Musk’s plans to buy Twitter have plagued policy makers around the world.
Joe Skipper | Reuters
Within 3 months after agreeing to purchase twitter For $ 44 billion Elon Musk He says he wants to go out. Not surprisingly, Musk has expressed remorse for the buyer immediately after announcing the transaction.
The lawyer representing musk is letter I’ll explain why to Twitter’s Chief Legal Officer, Vijaya Gadde, on Friday. Tesla The CEO and the wealthiest people in the world have no plans to proceed with the merger agreement.
Reiterating Musk’s debate, lawyers argued that Twitter downplayed the number of bots and spam accounts on the platform. Just a few weeks from Twitter Accepted With a one-sided bid in late April, Musk began to question the company’s fake and spam account aggregation.
“In short, Twitter is despite his repetitive detailed account aimed at simplifying Twitter’s identification, collection, and disclosure of the most relevant information sought in Mr. Musk’s first request. He didn’t provide the information Mr. Musk requested for almost two months, “the lawyer wrote on Twitter.
They added that the inaccurate information Twitter provided in the SEC’s disclosure “may form additional grounds for terminating the merger agreement.”
Back in May, Mask said in Tweet“Twitter transactions are temporarily pending and details are pending to support the calculation that spam / fake accounts are actually less than 5% of users.”
Meanwhile, the company’s stock has plummeted over investor concerns that transactions will collapse.The day before Mask says the transaction is on hold, Twitter’s market capitalization nosedived It is $ 9 billion below the purchase price of about $ 44 billion for masks. The fall of the wider market, driven by the collapse of tech stocks, did not help.
Twitter’s share price fell another 5% outside Friday’s business hours to $ 35.04 after falling more than 5% in regular trading. They are currently 35% below the $ 54.20 price that Mask has agreed to pay.
Twitter isn’t ready to get the mask away. The company’s chairman, Bret Taylor, said on Friday that Twitter would file a proceeding in court.

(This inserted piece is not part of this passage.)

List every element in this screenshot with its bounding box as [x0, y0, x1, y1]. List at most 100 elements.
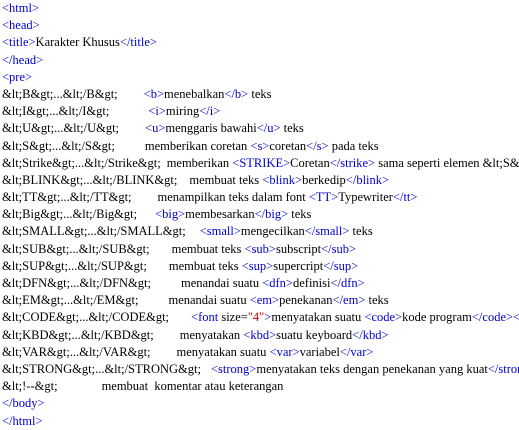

“The Twitter Board has promised to close the transaction at the price and terms agreed with Musk and will take legal action to enforce the merger agreement,” Taylor said in a tweet. .. “We are confident that we will win the case in the Delaware Peace Court.”
Some analysts saw Mask’s official statement about Twitter spam accounts as a convenient way to remedy the company’s depreciation.
Bernstein’s Toni Sacconaghi CNBC’s “Squawk Box” He believed that Mask was instigating “negotiation tactics” in the hope that Twitter would eventually lower its selling price.
“The market has fallen sharply,” Sakonagi said at the time. “He’s probably negotiating under the guise of a true active user.”
Musk continued to pay attention to what he said was a major issue in underestimating spam accounts, indicating that he saw this issue as an obstacle to completing the acquisition.
In mid-May, he once again raised questions about accounting for Twitter’s spam accounts to an audience of over 100 million Twitter followers. He claimed that Twitter CEO Parag Agrawal at the time “refused to show evidence” that less than 5% of accounts were fake or spam accounts.
“Yesterday, the CEO of Twitter publicly refused to show evidence of less than 5%,” Musk tweeted. “This deal cannot move forward until he moves forward.”
In June, Musk again publicly commented on the prevalence of fake and spam accounts on Twitter, saying: and At the Bloomberg event, “We are still waiting for the issue to be resolved. It’s a very important issue.”
This is very different from what Mask was taking when he was actively trading earlier this year. In april, he letter Taylor expressed his belief that businesses “need to be transformed as private citizens” and that messaging platforms could “become a platform for free speech around the world.”